Thanks for your reply! but I just evaluated the detection results on dataset, I only changed my dataset to the same format as voc. @taokong
@taokong ,Hey, much thanks for your great work. After I trained the network and while test the model , I have some questions if you don't mind.
After loading the model, i got the following model:
Traceback (most recent call last):
File "./tools/test_net.py", line 77, in
test_net(net, imdb)
File "/home/babychen/Downloads/RON-ORI/tools/../lib/fast_rcnn/test.py", line 146, in test_net
batch_scores, batch_boxes = im_detect(net,ims)
File "/home/babychen/Downloads/RON-ORI/tools/../lib/fast_rcnn/test.py", line 70, in im_detect
blobs_out = net.forward(data=blobs['data'].astype(np.float32, copy=False))

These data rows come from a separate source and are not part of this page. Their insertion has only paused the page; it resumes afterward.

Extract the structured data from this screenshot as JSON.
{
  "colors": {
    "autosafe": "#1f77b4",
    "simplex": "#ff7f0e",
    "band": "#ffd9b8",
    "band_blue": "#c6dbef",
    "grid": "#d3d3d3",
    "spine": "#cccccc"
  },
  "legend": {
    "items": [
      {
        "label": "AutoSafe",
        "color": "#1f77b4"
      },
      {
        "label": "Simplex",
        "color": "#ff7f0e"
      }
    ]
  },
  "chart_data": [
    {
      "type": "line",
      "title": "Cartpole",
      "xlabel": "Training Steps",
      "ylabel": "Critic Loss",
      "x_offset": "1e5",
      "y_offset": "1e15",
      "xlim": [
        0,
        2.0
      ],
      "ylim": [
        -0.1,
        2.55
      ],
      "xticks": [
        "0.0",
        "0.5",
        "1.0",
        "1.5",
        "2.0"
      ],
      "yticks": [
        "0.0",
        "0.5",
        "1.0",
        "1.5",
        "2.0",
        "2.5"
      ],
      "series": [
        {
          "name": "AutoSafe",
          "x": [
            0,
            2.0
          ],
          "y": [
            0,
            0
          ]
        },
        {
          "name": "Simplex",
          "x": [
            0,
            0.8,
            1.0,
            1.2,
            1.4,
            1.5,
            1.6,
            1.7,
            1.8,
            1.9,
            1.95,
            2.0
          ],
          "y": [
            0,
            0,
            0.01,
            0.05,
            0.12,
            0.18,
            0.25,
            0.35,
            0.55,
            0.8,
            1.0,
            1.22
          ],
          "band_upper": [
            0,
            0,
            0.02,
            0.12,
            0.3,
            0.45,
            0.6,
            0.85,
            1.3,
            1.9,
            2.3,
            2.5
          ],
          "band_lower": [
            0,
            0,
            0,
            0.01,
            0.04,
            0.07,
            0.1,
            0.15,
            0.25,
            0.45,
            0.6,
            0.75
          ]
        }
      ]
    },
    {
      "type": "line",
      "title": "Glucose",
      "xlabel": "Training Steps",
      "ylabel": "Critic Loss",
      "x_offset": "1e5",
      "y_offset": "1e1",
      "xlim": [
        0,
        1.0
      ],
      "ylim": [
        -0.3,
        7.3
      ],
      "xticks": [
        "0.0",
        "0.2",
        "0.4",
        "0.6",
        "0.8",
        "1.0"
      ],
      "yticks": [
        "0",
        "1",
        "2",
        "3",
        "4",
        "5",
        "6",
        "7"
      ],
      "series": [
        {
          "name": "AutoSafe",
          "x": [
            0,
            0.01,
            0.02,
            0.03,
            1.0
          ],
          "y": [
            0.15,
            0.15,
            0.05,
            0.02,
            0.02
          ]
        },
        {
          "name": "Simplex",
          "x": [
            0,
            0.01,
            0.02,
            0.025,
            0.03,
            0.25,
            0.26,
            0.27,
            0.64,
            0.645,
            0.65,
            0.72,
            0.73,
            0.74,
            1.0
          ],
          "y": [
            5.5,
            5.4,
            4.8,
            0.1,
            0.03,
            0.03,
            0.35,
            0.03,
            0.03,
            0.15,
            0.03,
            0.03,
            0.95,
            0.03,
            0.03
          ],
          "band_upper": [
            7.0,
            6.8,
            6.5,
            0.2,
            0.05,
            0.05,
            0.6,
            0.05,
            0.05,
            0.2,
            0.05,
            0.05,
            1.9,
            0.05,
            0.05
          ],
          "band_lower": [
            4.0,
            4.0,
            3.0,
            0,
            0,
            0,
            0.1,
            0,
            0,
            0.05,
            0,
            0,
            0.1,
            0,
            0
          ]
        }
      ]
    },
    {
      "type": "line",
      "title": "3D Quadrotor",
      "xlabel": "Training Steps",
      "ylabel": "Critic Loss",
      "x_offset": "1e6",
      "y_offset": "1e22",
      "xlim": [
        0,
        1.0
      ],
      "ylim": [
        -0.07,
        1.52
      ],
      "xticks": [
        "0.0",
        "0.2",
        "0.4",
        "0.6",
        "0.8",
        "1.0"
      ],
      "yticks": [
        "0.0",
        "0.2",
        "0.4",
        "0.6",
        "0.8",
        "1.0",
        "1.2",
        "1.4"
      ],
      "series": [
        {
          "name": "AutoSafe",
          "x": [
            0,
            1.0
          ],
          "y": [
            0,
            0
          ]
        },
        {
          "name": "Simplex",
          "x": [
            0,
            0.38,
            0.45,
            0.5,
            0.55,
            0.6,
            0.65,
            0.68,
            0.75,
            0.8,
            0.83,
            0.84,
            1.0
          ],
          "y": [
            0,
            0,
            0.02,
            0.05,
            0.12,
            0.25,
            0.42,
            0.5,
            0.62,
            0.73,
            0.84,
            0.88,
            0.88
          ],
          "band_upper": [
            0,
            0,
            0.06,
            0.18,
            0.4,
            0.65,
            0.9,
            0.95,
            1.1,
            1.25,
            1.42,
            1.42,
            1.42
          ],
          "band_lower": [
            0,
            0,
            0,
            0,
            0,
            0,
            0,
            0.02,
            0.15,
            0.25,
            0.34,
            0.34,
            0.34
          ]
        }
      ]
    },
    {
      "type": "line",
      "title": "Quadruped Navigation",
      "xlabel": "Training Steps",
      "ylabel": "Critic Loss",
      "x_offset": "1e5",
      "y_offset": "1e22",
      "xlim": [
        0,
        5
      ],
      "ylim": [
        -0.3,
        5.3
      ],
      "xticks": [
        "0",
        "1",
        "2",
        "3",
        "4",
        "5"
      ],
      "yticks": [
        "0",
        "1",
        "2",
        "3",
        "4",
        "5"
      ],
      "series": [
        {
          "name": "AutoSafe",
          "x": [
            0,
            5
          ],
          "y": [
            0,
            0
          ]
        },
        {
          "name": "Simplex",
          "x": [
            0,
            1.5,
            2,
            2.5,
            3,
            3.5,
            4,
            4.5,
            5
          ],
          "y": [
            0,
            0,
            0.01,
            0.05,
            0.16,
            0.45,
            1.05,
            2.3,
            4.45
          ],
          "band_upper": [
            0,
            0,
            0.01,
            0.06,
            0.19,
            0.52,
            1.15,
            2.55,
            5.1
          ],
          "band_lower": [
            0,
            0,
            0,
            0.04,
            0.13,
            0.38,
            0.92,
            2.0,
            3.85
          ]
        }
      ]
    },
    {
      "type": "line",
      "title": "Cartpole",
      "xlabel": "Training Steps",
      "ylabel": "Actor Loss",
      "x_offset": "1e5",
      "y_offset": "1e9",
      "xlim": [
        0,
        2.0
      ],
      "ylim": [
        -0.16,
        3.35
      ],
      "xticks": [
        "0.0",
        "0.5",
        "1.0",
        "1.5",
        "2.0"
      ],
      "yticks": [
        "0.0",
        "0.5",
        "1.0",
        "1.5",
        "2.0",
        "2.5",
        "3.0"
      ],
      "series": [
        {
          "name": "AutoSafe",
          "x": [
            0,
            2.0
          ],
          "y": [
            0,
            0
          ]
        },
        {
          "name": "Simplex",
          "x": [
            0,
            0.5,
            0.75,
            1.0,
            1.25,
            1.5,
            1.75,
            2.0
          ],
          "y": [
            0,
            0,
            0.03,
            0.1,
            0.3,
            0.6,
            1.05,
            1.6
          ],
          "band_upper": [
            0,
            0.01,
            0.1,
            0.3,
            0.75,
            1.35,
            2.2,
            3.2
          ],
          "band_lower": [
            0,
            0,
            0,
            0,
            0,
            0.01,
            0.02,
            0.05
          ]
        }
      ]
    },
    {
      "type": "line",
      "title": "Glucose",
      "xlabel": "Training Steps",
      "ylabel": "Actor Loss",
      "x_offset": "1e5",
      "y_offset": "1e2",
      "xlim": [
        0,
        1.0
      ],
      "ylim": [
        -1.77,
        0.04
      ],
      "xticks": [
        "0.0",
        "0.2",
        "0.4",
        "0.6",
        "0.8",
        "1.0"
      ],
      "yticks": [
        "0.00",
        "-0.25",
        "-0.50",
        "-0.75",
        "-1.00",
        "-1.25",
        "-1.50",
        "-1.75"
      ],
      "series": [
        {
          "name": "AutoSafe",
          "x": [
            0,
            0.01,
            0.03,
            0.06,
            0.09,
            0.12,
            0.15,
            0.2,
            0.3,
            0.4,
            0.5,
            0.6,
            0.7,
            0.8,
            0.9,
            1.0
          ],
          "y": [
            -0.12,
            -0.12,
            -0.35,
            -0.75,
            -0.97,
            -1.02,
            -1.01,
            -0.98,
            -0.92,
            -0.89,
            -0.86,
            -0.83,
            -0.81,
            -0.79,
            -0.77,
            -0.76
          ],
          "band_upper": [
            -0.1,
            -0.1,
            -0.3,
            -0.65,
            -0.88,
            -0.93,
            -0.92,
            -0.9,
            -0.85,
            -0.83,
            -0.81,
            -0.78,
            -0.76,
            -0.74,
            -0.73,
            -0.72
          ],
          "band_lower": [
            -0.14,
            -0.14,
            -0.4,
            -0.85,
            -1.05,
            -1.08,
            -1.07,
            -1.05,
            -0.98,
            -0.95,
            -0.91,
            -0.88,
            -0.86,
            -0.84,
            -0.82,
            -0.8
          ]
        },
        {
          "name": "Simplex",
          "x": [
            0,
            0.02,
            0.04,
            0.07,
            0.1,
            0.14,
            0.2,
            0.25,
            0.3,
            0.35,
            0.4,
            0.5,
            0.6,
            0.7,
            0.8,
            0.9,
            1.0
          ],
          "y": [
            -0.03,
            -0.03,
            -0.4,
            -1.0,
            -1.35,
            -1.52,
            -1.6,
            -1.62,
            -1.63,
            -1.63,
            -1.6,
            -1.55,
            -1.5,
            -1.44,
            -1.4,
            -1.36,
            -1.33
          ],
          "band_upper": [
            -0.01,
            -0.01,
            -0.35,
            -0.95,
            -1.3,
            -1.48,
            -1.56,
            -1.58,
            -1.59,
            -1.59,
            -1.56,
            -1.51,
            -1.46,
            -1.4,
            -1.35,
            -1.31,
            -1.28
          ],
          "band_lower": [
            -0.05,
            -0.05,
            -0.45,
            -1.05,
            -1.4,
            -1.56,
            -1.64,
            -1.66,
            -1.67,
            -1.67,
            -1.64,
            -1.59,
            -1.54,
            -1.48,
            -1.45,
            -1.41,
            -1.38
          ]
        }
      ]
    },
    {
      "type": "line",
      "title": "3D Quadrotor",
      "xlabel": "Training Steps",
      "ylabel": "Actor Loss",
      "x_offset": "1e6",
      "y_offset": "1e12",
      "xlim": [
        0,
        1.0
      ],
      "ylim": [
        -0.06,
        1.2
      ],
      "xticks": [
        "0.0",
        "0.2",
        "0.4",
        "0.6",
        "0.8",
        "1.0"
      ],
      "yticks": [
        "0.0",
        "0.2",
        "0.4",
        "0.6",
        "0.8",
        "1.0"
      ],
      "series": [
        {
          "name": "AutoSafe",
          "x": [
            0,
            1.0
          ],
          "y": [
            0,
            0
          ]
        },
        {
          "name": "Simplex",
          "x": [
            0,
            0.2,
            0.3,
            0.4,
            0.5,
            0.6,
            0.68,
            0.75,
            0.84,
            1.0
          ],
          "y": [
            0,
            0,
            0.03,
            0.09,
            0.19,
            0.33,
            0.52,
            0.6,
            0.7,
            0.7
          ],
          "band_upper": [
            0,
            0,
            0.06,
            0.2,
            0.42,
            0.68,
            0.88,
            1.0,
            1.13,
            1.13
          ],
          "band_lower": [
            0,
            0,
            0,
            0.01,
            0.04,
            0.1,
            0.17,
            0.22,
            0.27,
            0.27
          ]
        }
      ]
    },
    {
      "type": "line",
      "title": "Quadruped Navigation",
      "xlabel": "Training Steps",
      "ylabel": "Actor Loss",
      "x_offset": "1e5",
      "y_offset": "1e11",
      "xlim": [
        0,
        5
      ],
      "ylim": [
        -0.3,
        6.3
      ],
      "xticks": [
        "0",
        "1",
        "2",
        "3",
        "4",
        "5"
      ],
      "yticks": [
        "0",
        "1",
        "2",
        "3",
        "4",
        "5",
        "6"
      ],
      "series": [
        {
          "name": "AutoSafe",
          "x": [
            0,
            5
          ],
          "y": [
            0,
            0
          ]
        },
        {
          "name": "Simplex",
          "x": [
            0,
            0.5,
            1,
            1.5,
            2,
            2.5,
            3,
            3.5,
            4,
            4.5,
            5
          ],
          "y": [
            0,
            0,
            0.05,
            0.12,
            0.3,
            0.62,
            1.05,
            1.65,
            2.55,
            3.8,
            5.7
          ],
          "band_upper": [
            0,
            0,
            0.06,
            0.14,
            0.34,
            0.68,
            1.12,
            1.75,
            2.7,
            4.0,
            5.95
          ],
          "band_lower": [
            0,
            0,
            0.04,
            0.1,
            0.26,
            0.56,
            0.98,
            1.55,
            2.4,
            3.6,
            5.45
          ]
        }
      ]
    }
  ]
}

File "/home/babychen/Downloads/RON-ORI/tools/../caffe-ron/python/caffe/pycaffe.py", line 121, in _Net_forward
self._forward(start_ind, end_ind)
File "/home/babychen/Downloads/RON-ORI/tools/../lib/ron_layer/det_layer.py", line 88, in forward
all_scores = np.hstack((all_scores_rpn, all_scores_det)).reshape((self._ndim, -1, self._numclasses))
File "/usr/local/lib/python2.7/dist-packages/numpy/core/shape_base.py", line 293, in hstack
return _nx.concatenate(arrs, 1)
ValueError: all the input array dimensions except for the concatenation axis must match exactly
I print the shape of all_scores_rpn, all_scores_det and find the shape of all_scores_rpn is (0,1)
I print the source data which produce all_scores_rpn called bottom[0] data and find it value is NaN.But the code in this project has not give value to bottom[0] data.
I wonder if i have trained the model correctly.
Can you give me some advise?Thank you! @TCforgood @taokong @luuuyi
@taokong My datasets only have two types of objects (backgroud car). Objectness prior and bbox regressing are all OK. I have one question, for my tense, Objectness prior can make me know foreground(car), Do I need class-detection layer?
I think adding the class-detection module could further boost performance, you can have a comparison.